| Tarring a road, building an elevated traffic island as a lane divider, leveling an area and cleaning it - there is no reason for these to take up a single line in the newspaper. Tarring a road, as common sense would have it, means using taxpayers' money for their benefit, a service that goes without saying, that is part of the ongoing contract between citizens and the authorities.
But when this tarring takes place on a road north of Bir Zeit, and the one executing it is the Israel Defense Forces, which also grabbed under GOC order dozens of dunams belonging to several Palestinian families, and commandeered one family's home in its absence, then we're dealing with an ongoing contract of another sort. It is a contract between the state authorities and the Jewish citizens of Israel which permits them to use Palestinian land and property to the detriment of the Palestinian public.
The tarring is under way right now, and it deserves more than a line in the paper. But the problem is that even 50 lines, and even were these to appear on the front page, would not put a stop to this evil plunder.

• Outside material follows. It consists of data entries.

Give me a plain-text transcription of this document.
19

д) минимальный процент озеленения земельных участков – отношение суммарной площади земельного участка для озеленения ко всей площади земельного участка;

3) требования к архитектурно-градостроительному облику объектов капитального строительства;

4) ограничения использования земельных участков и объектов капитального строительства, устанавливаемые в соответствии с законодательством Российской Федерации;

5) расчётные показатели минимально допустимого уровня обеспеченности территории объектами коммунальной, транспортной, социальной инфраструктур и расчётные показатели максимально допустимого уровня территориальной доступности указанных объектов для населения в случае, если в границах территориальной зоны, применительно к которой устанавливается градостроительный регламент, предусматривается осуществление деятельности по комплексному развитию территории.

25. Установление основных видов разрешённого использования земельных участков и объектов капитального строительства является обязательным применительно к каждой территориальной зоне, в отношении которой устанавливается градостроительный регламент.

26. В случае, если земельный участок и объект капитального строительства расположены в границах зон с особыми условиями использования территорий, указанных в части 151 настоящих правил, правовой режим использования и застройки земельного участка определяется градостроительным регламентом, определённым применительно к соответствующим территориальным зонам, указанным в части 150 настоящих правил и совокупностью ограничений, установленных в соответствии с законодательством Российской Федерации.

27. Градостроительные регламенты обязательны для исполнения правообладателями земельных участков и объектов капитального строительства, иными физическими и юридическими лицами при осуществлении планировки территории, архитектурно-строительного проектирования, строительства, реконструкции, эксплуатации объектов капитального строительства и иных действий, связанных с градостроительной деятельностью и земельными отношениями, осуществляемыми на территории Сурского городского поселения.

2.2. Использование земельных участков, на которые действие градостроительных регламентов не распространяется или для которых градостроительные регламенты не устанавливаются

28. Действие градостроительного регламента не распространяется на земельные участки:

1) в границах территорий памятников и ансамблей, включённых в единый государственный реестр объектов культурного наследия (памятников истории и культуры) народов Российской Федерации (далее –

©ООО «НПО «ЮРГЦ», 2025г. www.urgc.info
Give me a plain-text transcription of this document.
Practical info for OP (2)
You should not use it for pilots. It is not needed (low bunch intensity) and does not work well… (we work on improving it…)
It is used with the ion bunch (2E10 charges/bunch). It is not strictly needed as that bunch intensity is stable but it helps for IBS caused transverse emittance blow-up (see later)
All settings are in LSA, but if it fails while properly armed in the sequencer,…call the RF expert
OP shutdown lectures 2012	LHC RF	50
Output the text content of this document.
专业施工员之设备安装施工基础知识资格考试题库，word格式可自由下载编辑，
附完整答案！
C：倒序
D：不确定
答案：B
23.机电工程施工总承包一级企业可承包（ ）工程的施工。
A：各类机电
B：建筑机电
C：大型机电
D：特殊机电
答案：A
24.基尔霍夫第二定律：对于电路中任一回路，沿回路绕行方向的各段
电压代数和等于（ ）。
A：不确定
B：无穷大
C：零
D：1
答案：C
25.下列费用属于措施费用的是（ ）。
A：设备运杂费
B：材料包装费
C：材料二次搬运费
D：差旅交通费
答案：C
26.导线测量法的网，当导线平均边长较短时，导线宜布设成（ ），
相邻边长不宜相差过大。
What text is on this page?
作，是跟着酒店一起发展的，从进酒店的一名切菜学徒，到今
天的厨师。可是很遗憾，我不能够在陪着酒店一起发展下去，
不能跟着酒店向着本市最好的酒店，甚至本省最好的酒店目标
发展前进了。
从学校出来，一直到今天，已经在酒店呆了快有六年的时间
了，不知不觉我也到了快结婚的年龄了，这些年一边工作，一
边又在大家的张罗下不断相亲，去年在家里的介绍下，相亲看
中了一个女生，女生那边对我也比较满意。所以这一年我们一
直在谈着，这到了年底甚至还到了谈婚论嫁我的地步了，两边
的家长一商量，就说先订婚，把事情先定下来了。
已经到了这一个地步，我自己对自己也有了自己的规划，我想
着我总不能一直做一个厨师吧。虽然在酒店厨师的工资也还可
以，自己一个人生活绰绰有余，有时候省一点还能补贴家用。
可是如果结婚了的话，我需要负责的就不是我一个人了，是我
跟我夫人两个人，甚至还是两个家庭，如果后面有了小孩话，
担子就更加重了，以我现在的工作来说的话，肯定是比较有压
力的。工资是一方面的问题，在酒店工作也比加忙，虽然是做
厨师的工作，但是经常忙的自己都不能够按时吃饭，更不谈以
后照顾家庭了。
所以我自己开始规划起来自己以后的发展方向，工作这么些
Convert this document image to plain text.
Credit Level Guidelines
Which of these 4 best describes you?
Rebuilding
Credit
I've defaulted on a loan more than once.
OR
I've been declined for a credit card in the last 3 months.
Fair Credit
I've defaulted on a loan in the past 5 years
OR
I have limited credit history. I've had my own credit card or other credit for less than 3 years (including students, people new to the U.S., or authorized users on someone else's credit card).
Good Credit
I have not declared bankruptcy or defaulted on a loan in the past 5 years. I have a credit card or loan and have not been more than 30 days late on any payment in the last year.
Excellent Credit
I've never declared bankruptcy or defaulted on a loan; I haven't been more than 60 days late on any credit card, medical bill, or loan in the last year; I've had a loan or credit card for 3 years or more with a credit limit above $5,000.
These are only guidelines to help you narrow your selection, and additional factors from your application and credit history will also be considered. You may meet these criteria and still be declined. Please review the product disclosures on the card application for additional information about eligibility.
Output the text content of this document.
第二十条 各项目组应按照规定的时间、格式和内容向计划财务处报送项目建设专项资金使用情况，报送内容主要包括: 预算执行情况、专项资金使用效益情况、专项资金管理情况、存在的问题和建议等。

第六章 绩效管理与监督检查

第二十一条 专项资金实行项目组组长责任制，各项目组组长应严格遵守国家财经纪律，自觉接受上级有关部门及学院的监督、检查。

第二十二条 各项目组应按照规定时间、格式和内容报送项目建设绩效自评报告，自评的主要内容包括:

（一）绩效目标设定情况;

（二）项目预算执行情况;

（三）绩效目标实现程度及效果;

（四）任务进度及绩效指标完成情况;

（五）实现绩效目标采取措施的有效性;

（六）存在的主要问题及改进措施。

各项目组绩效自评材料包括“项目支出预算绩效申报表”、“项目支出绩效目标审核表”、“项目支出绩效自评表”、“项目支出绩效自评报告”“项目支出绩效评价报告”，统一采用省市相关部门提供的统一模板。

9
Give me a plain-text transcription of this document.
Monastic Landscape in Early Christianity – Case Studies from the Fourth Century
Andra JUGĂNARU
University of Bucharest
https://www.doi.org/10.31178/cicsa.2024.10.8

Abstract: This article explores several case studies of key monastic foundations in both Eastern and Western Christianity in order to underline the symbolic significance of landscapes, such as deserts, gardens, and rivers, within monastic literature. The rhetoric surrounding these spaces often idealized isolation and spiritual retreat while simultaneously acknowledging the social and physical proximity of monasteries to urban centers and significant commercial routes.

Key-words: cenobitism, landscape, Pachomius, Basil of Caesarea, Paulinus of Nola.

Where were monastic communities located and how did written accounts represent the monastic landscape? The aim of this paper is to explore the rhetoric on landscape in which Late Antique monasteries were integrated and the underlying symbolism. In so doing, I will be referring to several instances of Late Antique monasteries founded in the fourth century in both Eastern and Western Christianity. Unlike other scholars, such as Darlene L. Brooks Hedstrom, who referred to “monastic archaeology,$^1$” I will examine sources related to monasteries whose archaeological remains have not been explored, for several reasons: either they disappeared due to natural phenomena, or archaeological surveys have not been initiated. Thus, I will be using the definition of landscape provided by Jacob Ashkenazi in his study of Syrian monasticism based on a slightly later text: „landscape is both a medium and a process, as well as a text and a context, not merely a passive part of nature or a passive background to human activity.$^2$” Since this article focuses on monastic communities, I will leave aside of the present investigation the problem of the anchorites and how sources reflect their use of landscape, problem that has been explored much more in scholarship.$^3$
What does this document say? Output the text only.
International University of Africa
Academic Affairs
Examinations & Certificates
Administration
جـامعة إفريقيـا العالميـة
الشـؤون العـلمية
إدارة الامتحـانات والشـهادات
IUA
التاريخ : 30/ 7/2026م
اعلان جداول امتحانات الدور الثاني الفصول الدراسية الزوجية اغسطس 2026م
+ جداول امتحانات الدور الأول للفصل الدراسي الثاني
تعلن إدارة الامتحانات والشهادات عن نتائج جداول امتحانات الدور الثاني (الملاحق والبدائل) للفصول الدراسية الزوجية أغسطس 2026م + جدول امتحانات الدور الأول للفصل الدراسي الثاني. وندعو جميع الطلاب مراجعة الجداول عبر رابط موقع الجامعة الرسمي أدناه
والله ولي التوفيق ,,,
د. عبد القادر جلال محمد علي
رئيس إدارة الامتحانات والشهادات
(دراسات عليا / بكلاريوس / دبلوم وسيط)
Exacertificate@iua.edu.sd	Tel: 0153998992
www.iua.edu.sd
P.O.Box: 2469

When the authorities build a traffic island in Kfar Saba and designate driving lanes, they do so for the public good and for the sake of its safety. When the same thing is done at the end of a road like the one at the Bir Zeit/Atara junction, the objective is different: to erect another permanent checkpoint (a "monitoring area," in the IDF's euphemism), in place of the improvised checkpoint that has been in sporadic operation there for five years. And a permanent checkpoint means another violation in an endless series of violations of Palestinian freedom of movement.
This means another, nearly final, step toward completing the military and settler encirclement of the Ramallah region. In other words, another measure in severing the Ramallah province from the rest of the West Bank's cut off Palestinian enclaves.